Now the rage of the the far right-wingers has been even more puzzling, and the several acts of vandalism and threats to some Democratic lawmakers around the country this week are just bewildering.
But of course, the anger is not really about health-care, it is about government, and anyone familiar with American history knows that anti-government sentiment is an old American tradition that goes back to the founding of the colonies and the revolt of the colonies against king and parliament.
What I find particularly striking is the emotional response of those most conservative Americans when ever you have a conversation about politics, "government" or related issues (such as taxation). Immediately comes the word "freedom" with the assumption that government is there to take away their freedom (preferable through a conspiracy). The assumption is also that "true freedom" only exists in the US (contrary to "socialist Europe)" which makes those Americans closed to considering any other alternative (such as, in this case the European health-care system). In fact, there is no way to talk about anything else to those people.

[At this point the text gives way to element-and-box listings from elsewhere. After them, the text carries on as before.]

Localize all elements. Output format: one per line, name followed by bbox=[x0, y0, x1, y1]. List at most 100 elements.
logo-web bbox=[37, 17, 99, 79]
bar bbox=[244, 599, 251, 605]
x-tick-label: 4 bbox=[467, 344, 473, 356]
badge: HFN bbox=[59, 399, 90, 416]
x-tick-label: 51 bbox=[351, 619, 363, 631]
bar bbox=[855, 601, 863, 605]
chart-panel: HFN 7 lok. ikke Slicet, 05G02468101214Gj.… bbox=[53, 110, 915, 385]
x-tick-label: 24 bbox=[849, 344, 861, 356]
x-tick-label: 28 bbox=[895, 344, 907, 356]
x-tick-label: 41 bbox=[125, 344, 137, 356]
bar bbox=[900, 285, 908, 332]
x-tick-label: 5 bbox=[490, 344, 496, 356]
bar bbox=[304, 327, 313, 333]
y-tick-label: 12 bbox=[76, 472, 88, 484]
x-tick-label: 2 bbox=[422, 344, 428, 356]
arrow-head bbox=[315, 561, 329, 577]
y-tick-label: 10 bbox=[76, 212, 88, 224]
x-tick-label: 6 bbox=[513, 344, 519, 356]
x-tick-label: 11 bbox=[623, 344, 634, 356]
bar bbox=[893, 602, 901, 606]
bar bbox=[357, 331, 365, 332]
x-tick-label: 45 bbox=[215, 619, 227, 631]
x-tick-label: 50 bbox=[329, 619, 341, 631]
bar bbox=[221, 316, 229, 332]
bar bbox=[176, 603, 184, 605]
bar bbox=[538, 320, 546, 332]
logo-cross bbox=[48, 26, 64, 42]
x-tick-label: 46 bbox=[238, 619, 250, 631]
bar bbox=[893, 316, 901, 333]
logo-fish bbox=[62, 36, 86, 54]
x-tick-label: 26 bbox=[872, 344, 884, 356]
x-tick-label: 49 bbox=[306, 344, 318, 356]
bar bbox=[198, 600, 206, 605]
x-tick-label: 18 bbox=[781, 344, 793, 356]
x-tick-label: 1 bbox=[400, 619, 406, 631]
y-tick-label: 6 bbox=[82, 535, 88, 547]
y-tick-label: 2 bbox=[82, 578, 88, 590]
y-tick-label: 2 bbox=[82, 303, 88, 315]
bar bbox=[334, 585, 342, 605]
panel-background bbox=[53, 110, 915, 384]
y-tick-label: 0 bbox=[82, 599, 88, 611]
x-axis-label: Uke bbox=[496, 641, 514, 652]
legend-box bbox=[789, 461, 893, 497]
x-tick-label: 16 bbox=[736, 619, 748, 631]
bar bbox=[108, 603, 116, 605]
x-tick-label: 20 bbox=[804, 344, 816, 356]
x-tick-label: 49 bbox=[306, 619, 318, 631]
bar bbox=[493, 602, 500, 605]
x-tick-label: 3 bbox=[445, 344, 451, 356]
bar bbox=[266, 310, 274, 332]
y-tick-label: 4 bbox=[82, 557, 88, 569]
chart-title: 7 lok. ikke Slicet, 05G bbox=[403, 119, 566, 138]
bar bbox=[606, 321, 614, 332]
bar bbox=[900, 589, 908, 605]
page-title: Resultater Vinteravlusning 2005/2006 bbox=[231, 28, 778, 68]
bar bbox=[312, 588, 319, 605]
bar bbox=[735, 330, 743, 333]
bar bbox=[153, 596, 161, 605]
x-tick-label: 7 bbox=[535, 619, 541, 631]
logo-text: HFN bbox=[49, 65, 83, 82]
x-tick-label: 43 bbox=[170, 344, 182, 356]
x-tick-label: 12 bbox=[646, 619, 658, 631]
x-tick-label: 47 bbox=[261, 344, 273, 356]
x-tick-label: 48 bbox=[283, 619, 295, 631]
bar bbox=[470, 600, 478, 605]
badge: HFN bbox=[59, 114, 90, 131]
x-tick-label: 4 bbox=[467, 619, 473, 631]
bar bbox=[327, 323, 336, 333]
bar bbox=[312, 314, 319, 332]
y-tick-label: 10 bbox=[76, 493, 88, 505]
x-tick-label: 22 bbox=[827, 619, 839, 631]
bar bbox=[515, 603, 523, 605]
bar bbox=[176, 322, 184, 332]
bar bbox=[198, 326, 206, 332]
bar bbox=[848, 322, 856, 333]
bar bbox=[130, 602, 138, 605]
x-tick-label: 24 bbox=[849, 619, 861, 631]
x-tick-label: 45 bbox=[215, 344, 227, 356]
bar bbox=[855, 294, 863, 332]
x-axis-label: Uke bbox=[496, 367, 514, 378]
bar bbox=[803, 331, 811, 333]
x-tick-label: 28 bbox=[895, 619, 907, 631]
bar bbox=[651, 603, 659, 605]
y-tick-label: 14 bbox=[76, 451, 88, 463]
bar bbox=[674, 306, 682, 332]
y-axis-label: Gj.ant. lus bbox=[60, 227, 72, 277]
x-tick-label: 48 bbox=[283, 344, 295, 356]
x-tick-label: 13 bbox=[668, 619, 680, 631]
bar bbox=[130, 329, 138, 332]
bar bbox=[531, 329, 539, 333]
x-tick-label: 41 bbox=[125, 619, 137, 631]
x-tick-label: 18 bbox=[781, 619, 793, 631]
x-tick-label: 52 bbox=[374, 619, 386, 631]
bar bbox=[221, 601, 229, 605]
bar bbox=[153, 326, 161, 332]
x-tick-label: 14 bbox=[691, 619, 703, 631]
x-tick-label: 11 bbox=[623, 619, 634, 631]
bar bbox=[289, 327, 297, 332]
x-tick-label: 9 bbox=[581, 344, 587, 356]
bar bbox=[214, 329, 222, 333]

Of course, freedom lies at the heart of the American identity as individuals and as a nation. The word itself is so emotionally charged in the U.S. that most Americans use it without thinking about what it really means If you ask them, they may mention "democracy" or most certainly "free market", and maybe the right to bear arms and more generally, they'll talk about less government and less taxation - which are both seen as necessary evils.
This very limited definition of freedom is deeply rooted in the national narrative - after all, wasn't the American Revolution fought because of taxation of a "tyrannical" British government? (when in reality, Americans had more freedom than their contemporaries). Isn't the American hero a self-relying rugged individual? These may be myths but many Americans believe in them and find it hard to question a system and an ideology that, in their eyes, has been proved successful. After, all, isn't that because of her "unique freedom" that the United-States has become the most powerful and the wealthiest in the world?
So goes the reasoning anyway.
But the reason why health-care became such a hot issue is political is that the Conservative wing of the Republican party (which is most of it) and its media tool, Fox News, have been using and twisting his national narrative for their own agenda (and that of the insurance lobbyists).
If you think of it, in reality more freedoms were taken away from the American people by the Patriot Act than any other measure since WWII, the government became more powerful under Bush or Reagan than Clinton, and the deficit grew during Republican administrations and decreased under the Democrats. Where was the outrage then? Where were the Tea Party nuts?
The very fact that so many Americans can go bezerk and extreme over the issue of "government" shows that it is deeply entrenched in a twisted national narrative - it goes beyond reason. Times have changed and this is not the 18th or 19th century any more. Of course, in reality freedom is not under threat and tyranny of government is not around the corner. If the American right-wing nuts were not so rigid in their view of freedom and less isolated intellectually from the rest of the civilized world, they would see that access to health-care is a more important freedom in this day and age than free access to weapons, which, ironically they would defend to the death.